Тем не менее он исполнил весь причитающийся церемониал с изрядным изяществом. Ему даже удалось не слишком поздно увести Уинетт, так что супругам удалось хорошо выспаться. С рассветом они были уже на ногах. Радостное волнение, с которым они проснулись, росло, пока они одевались и готовились отправляться.
День снова выдался погожий, на небе ни облачка, и солнце успело согреть землю, разогнав утреннюю прохладу. Андурел сверкал, как драгоценное украшение.

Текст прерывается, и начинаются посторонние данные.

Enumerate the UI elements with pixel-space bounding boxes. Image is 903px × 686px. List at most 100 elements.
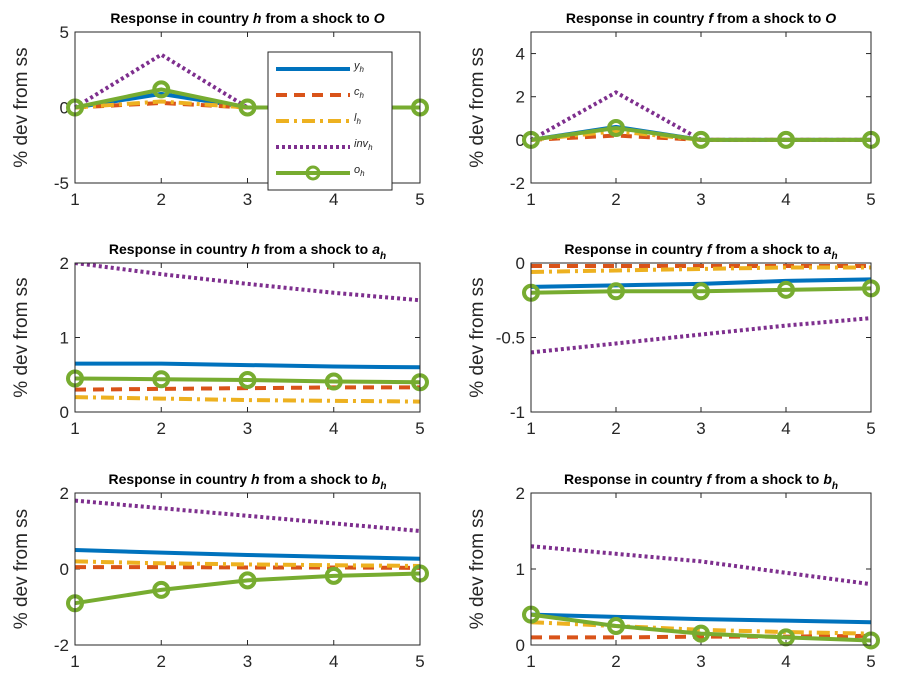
legend-marker — [305, 165, 321, 181]
title-part: h — [251, 471, 260, 487]
title-part: from a shock to — [264, 241, 368, 257]
series-marker — [777, 628, 795, 647]
x-tick-label: 4 — [329, 419, 338, 438]
series-line — [530, 129, 871, 142]
title-part: Response in country — [109, 471, 248, 487]
series-line — [530, 612, 872, 643]
chart-title: Response in country f from a shock to O — [566, 10, 836, 26]
legend-label: invh — [354, 138, 373, 152]
series-marker — [238, 370, 257, 389]
legend-name: o — [354, 164, 360, 176]
title-part: from a shock to — [265, 10, 369, 26]
series-line — [530, 316, 872, 355]
y-axis-label: % dev from ss — [11, 277, 32, 397]
title-part: h — [251, 241, 260, 257]
legend-sub: h — [368, 143, 373, 152]
legend-label: yh — [353, 60, 365, 74]
title-part: f — [706, 471, 712, 487]
series-marker — [777, 130, 795, 149]
y-tick-label: 0 — [516, 131, 525, 150]
x-tick-label: 1 — [526, 652, 535, 671]
series-line — [530, 286, 872, 295]
series-marker — [777, 280, 795, 299]
series-line — [531, 633, 872, 640]
x-tick-label: 2 — [611, 190, 620, 209]
y-tick-label: 0 — [60, 99, 69, 118]
x-tick-label: 2 — [157, 652, 166, 671]
series-line — [74, 571, 421, 606]
y-axis-label: % dev from ss — [11, 47, 32, 167]
y-axis-label: % dev from ss — [11, 509, 32, 629]
y-axis-label: % dev from ss — [467, 277, 488, 397]
series-marker — [692, 624, 710, 643]
chart-title: Response in country f from a shock to bh — [564, 471, 838, 492]
title-part: b — [372, 471, 381, 487]
title-part: from a shock to — [717, 10, 821, 26]
title-part: Response in country — [564, 471, 703, 487]
x-tick-label: 3 — [696, 190, 705, 209]
legend-sub: h — [360, 91, 365, 100]
legend-name: y — [353, 60, 361, 72]
series-marker — [152, 580, 171, 599]
series-marker — [238, 571, 257, 590]
y-tick-label: 0 — [516, 636, 525, 655]
series-marker — [152, 80, 171, 99]
axes-box — [74, 492, 421, 646]
x-tick-label: 4 — [781, 652, 790, 671]
title-part: a — [372, 241, 380, 257]
series-marker — [607, 617, 625, 635]
panel: Response in country f from a shock to O % de… — [467, 10, 880, 209]
title-part: from a shock to — [264, 471, 368, 487]
x-tick-label: 5 — [866, 419, 875, 438]
title-part: h — [380, 251, 386, 262]
series-line — [74, 263, 421, 303]
legend-label: lh — [354, 112, 361, 126]
title-part: Response in country — [564, 241, 703, 257]
legend-label: oh — [354, 164, 365, 178]
title-part: Response in country — [109, 241, 248, 257]
chart-title: Response in country h from a shock to ah — [109, 241, 386, 262]
series-line — [75, 361, 421, 370]
x-tick-label: 3 — [243, 190, 252, 209]
x-tick-label: 4 — [781, 419, 790, 438]
chart-title: Response in country h from a shock to O — [110, 10, 384, 26]
series-line — [530, 612, 872, 625]
panel: Response in country f from a shock to bh % d… — [467, 471, 880, 671]
y-tick-label: -0.5 — [496, 329, 525, 348]
y-tick-label: 2 — [60, 484, 69, 503]
y-tick-label: 4 — [516, 45, 525, 64]
series-line — [74, 395, 421, 404]
x-tick-label: 5 — [415, 419, 424, 438]
x-tick-label: 2 — [157, 419, 166, 438]
x-tick-label: 5 — [866, 652, 875, 671]
series-line — [530, 265, 871, 274]
y-tick-label: 2 — [516, 484, 525, 503]
plot-area — [531, 32, 871, 183]
y-tick-label: 2 — [60, 254, 69, 273]
title-part: h — [832, 481, 838, 492]
y-tick-label: 0 — [60, 560, 69, 579]
y-axis-label: % dev from ss — [467, 509, 488, 629]
x-tick-label: 1 — [526, 419, 535, 438]
series-marker — [692, 130, 710, 149]
axes-box — [74, 31, 421, 184]
x-tick-label: 5 — [866, 190, 875, 209]
y-tick-label: 1 — [516, 560, 525, 579]
y-tick-label: 0 — [60, 403, 69, 422]
x-tick-label: 4 — [329, 652, 338, 671]
panel: Response in country h from a shock to bh% d… — [11, 471, 429, 671]
y-tick-label: 1 — [60, 329, 69, 348]
y-tick-label: -2 — [510, 174, 525, 193]
series-marker — [324, 372, 343, 391]
legend-sub: h — [356, 117, 361, 126]
x-tick-label: 1 — [526, 190, 535, 209]
title-part: Response in country — [566, 10, 705, 26]
title-part: h — [380, 481, 386, 492]
x-tick-label: 3 — [243, 419, 252, 438]
x-tick-label: 2 — [157, 190, 166, 209]
series-line — [75, 565, 421, 570]
legend-name: c — [354, 86, 360, 98]
title-part: from a shock to — [715, 471, 819, 487]
legend-label: ch — [354, 86, 365, 100]
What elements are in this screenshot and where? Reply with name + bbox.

Король и королева верхом направились в гавань; впереди гордо рысил отряд Королевской Конной Стражи, сзади твердой поступью шагали тамурские стрелки и пехотинцы. Бедир, Ирла, Ярл, Арлинне и Кемм отправились проводить их. Кедрин ехал между Уинетт и Эшривелью и широко улыбался горожанам, которые выбежали поприветствовать королевскую чету.
В гавани их уже дожидался Гален Садрет. Он щеголял в ярко-пурпурной тунике; слева на груди красовался трезубец — эмблема гильдии лодочников, а справа — корона Андурела. Простые наряды путешественников тускнели на фоне этого великолепия. Впрочем, Кедрин был рад снова облачиться в полотняную рубаху и штаны. Меч висел в ножнах у него на поясе. На Уинетт и Эшривели были дорожные платья, слишком скромные для пиршественной залы, но весьма удобные в тесноте барки.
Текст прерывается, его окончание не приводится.